Unlike many of its peers, COCP is well regarded by other global biotech players, including Merck Sharp & Dohme Corp., Kansas State University Research Foundation and HitGen and InterX Inc., all of whom have collaboration and/or license agreements with the company. 


Patient biotech stock investors recently saw the company’s stock gain nearly a full percentage point in price appreciation. The company also closed 2020 with $33.1 million in hand, and a significantly reduced loss per share (down from $1.51 to $0.17).   

Biotech - No Time Like Now 

The ongoing COVID pandemic has hit many sectors of the economy, delivering huge investment losses to many portfolios.  However, due to the timely and topical nature of the products and services it offers (in the vaccine and antiviral therapies and treatment sphere), the biotech sector remains strong.
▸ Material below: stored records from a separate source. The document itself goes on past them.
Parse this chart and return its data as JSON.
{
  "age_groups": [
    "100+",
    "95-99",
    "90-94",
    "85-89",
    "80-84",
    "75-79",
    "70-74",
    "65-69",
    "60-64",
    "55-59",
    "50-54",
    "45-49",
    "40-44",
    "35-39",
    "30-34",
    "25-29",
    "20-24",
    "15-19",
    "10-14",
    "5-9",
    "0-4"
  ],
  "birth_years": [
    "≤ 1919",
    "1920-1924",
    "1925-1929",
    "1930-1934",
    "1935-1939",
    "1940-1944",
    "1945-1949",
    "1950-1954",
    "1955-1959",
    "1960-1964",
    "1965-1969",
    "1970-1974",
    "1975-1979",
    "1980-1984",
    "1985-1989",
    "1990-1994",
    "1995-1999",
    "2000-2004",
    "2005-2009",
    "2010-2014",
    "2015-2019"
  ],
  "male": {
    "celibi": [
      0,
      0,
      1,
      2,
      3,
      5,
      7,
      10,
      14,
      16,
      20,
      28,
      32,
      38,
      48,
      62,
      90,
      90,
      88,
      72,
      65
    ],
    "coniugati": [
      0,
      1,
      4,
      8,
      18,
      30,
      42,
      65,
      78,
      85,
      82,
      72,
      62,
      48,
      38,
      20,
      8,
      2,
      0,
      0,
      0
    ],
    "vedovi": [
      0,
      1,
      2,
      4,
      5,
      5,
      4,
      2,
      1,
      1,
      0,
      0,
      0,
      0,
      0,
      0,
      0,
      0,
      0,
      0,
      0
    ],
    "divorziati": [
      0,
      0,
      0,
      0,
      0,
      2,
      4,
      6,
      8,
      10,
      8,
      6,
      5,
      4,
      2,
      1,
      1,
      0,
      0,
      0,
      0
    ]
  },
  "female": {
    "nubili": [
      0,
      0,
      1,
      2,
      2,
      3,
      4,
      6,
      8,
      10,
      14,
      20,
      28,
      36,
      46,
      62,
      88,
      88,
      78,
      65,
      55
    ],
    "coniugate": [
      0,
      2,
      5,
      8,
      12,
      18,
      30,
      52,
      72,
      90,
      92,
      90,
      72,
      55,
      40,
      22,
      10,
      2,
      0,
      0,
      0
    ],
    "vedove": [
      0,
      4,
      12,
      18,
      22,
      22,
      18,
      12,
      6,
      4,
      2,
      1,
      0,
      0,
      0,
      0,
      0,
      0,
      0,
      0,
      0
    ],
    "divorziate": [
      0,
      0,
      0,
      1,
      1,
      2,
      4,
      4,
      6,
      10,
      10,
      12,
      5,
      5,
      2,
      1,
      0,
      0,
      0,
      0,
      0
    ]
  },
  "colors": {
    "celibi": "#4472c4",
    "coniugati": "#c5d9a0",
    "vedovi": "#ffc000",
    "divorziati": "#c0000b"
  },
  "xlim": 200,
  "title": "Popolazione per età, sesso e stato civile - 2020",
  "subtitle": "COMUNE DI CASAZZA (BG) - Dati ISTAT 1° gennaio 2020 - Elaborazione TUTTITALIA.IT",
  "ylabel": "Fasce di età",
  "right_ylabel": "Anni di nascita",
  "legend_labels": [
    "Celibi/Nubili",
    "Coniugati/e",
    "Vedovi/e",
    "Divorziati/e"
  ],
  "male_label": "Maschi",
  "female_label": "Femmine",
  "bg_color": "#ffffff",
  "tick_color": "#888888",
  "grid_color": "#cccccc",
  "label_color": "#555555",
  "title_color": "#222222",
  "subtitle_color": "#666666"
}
It not only continues to survive, but over the long haul has thrived relative to other traditional safe-haven sectors.

If you don’t already have exposure to the sector, now is a great time to add biotech to your portfolio. And the three names discussed above would make the perfect start to gain exposure to the sector. Over the past year, a basket of these three stocks has returned an impressive average price appreciation of more than 266%. 

Worried that one of your picks has shown a decline in price? Don’t be! If you are a long-term investor, you’ll realize that these spikes (ups and downs) in price movements happen, even with stocks in some of the traditional “solid” sectors. The great thing about biotech is that just a hint of good news about the stock – a successful clinical trial, a new licensing agreement, or impending regulatory approval - can instantly help propel the stock price up.